The pair of Removal of the Identity Chip and Program Kid mark the moment for admittedly indefinable reasons the album slips from its previous unreserved success. The first of the two has another great element of XTC to it as well as thick essences of Pink Floyd but despite the increasingly impressive craft of the band and the poetic interplay of their contributions, the song drags and feels too weighty in its invention and desire to explore. It is more personal tastes at play than an issue with the track but certainly something is lacking or over indulged in to please the same appetite ignited by earlier songs. The second of these two also falls flat in comparison though again you can only recommend the track to progressive rock fans who want all the pomp and grandeur of the ground-breaking giants of the genre.
The Beatle-esque Remnants of Shields gets things back on course, its enthralling melodic haze of keys and strummed elegance a potent suasion behind the ever impressive vocals of Hurtgen. Encasing ears and thoughts in a balmy enchantment it simmers and impresses before the outstanding Fictions casts another addictive and emotionally arousing captivation. Keys and melodies wrap the listener in beguiling endeavour from start to finish but allow plenty of room for feisty rhythms and fiery sonics to add their fascination to the seduction.

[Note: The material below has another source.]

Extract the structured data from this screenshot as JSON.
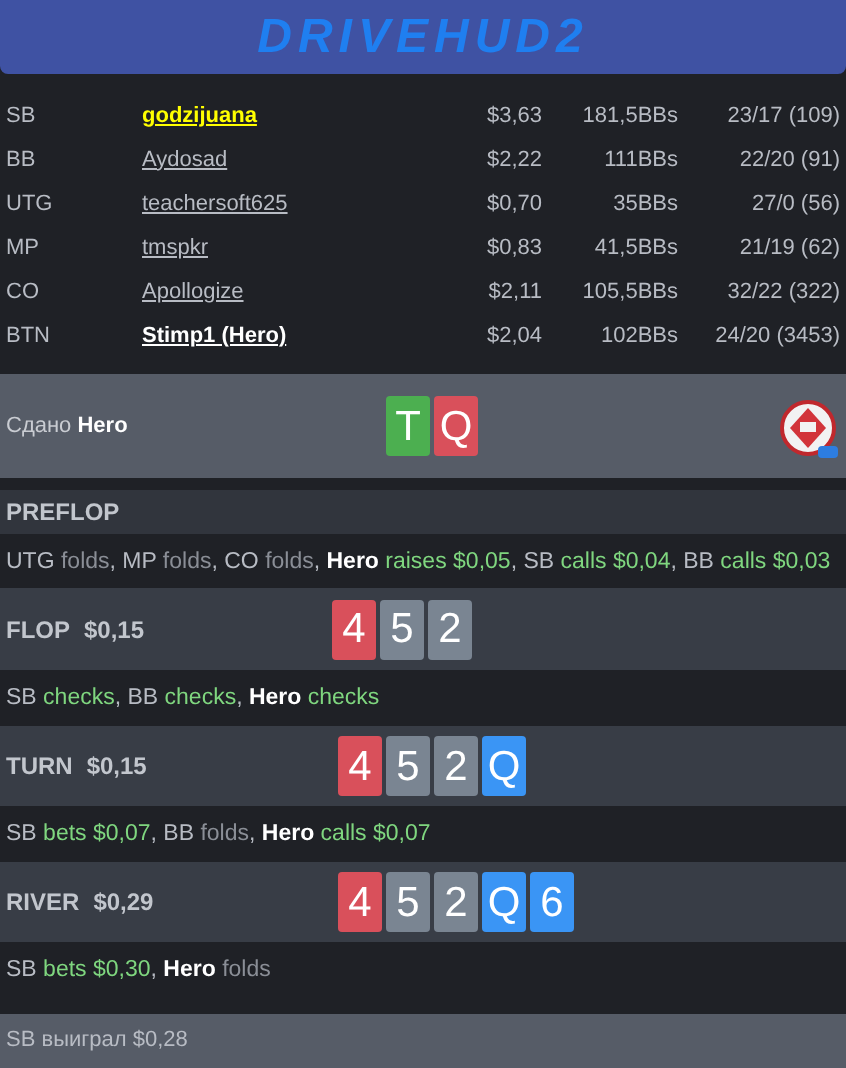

The album is completed by firstly the melodically lively, atmospherically smouldering Primary Colors and finally the compelling One of your Kind, the first a strong but another encounter wary of rousing passions and the last a thrilling evocation which makes a slow and decent enough impression for its initial third before erupting into a slightly bewildering but wholly riveting and exciting imagination igniting emprise. It makes for a striking end to a similarly impacting album, a release it is easy to use to suggest that Perfect Beings has all the skills and imagination to create masterpieces ahead, triumphs to even convince the more demanding and resistant obstacles some of us unintentionally offer up.
Perfect Beings is released June 30th via My Sonic Temple.